Development of the gcc compiler faces recurring tension between people who want gcc to generate better code and people who want gcc to support their style of programming. The languages which gcc supports all have standards which are intended to provide an interface between the programmer and the compiler. The programmer can assume that the compiler implements the standard, and the compiler can assume that the programmer will not rely on behaviour which the standard declares to be undefined.
Unfortunately, especially for C, programmers make assumptions that have historically been true for C compilers but are not guaranteed by the standard. This leads to trouble. Some examples of trouble in gcc development are:
- Type-based aliasing. The standard says, basically, a memory location written to by a pointer of one type may not be read by a pointer of a different types (ignoring qualifiers like
const). gcc takes advantages of this to rearrange memory loads and stores, which is desirable to increase scheduling flexibility. Unfortunately, this breaks a fair amount of code. While gcc enables type-based aliasing by default when optimizing, it provides an option to disable it:
-fno-strict-aliasing. In order to better detect code that may break, I suggested a way to warn about such code; the warning was implemented by Silvius Rus at Google, and will be in gcc 4.3.
- Undefined signed overflow. The standard says that overflow in a signed computation is undefined behaviour. gcc takes advantages of this in various ways, notably to estimate how many times a loop will be executed. Unfortunately, this breaks code which assumes that signed overflow wraps using modulo arithmetic. I implemented a
-fno-strict-overflowoption to disable the assumption, and I also implemented a
-Wstrict-overflowoption to warn about cases where gcc is making the assumption. These options are both in gcc 4.2.1.
- Inline assembler. It’s difficult to write gcc inline assembler correctly, because it’s difficult to express the constraints and dependencies. If you fail to indicate exactly what your inline assembler requires and precisely what it does, gcc can and will rearrange the code such that it does not work. The documentation of inline assembler is not great.
- Changes to the inliner. This mainly affects kernel developers. The kernel more or less requires that certain functions be inlined (this may have been more true in the past than it is today). gcc does not provide any guarantees about the behaviour of the inliner. There have been cases where it has changed such that functions which should be inlined no longer are. gcc does provide
noinlineattributes which can be used to control this.
- Compilation speed. The compiler has gotten somewhat slower over the years. It’s hard to speed it up. Periodically users run across some horrible test case.
The flip side of these usability issues is, of course, that gcc tries to take advantage of the flexibility it is permitted to generate better code. What tends to happen is that some gcc developer will find a way to speed up a specific test case. He or she will implement the optimization in gcc. This will quietly break some formerly working code which unknowingly relied on undefined behaviour. The programmer won’t consider the formerly working code to be undefined, or will feel that gcc should define it anyhow. This leads quickly to an argument in which the gcc developers say that the standard is clear and ask for a clear proposal for how the standard should work instead, while the user says that the code is clear and the compiler is crazy. These arguments have a characteristic pattern in which both sides talk past each other because they are talking about entirely different things: one talks about standards, the other about existing code. The usual outcome is a new compiler option.

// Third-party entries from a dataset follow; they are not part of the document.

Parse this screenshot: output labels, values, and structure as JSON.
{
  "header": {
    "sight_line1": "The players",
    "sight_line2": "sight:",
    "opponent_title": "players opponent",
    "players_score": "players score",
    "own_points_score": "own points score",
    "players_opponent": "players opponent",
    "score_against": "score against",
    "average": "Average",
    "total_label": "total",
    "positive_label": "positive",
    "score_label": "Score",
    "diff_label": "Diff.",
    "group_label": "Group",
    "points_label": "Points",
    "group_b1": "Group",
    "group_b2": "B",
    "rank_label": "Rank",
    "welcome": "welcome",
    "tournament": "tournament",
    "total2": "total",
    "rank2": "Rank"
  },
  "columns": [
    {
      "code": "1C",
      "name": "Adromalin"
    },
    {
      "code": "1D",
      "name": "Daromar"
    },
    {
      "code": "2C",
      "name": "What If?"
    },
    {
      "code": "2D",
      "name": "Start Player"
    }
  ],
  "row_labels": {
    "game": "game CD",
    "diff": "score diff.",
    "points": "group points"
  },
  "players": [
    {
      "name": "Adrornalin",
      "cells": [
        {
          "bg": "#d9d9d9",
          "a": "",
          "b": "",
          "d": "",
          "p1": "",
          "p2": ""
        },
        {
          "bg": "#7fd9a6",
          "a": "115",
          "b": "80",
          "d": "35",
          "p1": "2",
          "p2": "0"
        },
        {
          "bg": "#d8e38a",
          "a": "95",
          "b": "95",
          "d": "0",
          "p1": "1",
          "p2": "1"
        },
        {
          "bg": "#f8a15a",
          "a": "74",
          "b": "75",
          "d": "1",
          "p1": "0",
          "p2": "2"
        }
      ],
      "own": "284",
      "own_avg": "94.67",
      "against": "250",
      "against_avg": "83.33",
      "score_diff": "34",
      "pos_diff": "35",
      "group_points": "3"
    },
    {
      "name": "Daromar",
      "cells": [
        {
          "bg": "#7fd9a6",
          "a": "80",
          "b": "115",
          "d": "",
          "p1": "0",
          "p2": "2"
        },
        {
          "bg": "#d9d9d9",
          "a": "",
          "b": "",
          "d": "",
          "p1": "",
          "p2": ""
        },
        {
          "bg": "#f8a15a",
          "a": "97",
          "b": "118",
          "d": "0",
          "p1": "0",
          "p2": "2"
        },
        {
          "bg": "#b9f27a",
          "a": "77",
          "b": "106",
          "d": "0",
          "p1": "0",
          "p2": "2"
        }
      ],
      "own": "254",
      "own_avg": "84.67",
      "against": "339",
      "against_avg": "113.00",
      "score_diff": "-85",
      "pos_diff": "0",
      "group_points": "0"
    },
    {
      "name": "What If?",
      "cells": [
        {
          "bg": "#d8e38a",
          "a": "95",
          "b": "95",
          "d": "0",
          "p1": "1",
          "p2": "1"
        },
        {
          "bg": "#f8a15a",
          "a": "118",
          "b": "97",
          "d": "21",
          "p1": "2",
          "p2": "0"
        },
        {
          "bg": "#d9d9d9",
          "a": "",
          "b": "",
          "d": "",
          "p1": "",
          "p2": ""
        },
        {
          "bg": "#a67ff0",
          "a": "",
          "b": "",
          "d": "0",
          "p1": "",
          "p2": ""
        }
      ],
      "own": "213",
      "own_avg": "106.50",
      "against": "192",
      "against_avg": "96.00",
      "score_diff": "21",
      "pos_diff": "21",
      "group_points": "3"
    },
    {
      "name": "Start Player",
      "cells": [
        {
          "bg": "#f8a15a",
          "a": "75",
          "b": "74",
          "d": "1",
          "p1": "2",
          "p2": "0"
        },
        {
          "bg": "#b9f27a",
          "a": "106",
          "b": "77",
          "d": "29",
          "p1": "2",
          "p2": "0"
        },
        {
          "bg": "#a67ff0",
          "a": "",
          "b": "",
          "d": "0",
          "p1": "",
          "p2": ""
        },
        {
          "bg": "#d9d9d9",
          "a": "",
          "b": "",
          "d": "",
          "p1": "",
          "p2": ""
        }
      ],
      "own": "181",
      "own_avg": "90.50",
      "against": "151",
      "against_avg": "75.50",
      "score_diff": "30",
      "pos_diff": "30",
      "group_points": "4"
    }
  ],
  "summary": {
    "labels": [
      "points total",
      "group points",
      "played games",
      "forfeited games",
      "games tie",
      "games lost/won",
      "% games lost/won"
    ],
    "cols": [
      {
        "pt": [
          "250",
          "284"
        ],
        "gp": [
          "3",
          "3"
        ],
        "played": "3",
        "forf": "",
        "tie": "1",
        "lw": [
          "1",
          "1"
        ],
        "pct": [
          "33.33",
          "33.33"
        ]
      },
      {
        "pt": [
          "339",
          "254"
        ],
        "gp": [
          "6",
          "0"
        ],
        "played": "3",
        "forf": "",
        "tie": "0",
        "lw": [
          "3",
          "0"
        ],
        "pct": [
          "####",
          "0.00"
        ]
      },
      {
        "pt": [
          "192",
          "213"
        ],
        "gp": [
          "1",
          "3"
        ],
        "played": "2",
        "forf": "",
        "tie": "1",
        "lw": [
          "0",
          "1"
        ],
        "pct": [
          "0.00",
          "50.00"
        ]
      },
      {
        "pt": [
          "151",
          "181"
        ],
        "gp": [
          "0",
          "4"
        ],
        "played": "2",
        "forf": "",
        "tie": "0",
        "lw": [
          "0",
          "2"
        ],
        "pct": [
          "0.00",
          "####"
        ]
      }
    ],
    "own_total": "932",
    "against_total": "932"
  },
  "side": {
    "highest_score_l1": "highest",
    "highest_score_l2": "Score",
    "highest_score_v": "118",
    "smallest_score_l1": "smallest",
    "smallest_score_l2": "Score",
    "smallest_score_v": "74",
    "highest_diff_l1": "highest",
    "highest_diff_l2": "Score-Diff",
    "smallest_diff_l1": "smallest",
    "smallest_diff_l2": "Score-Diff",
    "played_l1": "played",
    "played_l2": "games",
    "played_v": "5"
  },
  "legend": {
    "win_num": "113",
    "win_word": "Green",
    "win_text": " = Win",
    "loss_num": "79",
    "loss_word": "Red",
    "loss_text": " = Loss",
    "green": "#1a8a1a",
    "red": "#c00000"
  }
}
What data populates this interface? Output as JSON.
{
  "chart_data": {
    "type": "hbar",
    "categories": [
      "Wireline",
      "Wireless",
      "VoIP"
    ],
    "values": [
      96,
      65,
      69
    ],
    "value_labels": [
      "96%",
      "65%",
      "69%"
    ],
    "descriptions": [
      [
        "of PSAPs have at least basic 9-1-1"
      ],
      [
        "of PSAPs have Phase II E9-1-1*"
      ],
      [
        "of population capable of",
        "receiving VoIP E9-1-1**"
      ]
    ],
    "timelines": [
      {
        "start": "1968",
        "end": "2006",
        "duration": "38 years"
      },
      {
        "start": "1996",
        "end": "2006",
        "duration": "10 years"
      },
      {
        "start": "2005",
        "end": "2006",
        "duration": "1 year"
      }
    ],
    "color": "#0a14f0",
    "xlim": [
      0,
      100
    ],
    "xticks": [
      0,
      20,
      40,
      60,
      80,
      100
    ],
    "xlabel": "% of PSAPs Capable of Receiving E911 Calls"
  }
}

It would be easier if gcc weren’t required to be all things to all people. Some people want gcc to generate better code, and compare it to other compilers. Some people want gcc to continue compiling their current code in the same way. These desires are contradictory. gcc developers tend to pay more attention to people who want better code, because that work is more interesting.
I do feel that most of the issues get resolved. The larger problem is not the issues themselves, it is the bad blood left behind by the arguments. Since the arguments tend to talk past each other, it is not easy to find common ground. If there were another free compiler which was more responsive to user suggestions, it would have a good chance of supplanting gcc. It will be interesting to see whether the gcc development community is able to respond to compilers like LLVM and Open64.
Part of the problem is that there is no person who can speak for gcc. I’m not going to name names, but several of the people who participate in these arguments are abrasive and not inclined to look for common ground. This does a lot of harm to gcc over time in the larger free software community. gcc’s organizational structure, with a steering committee which does not participate directly in development, means that nobody is actually in charge. Many people are paid to work on gcc (including me), but this naturally means that most of them are required to focus on areas of interest to their employers, rather than on the gcc project as a whole.
Despite all this, I’m generally optimistic about the future of gcc. There is a lot of good work being done by a lot of people. The gcc community cooperates well within itself, and rarely gets stuck on non-technical issues. It’s easy to focus on the negative. It’s harder to notice that gcc continues to develop quickly and continues to respond to users.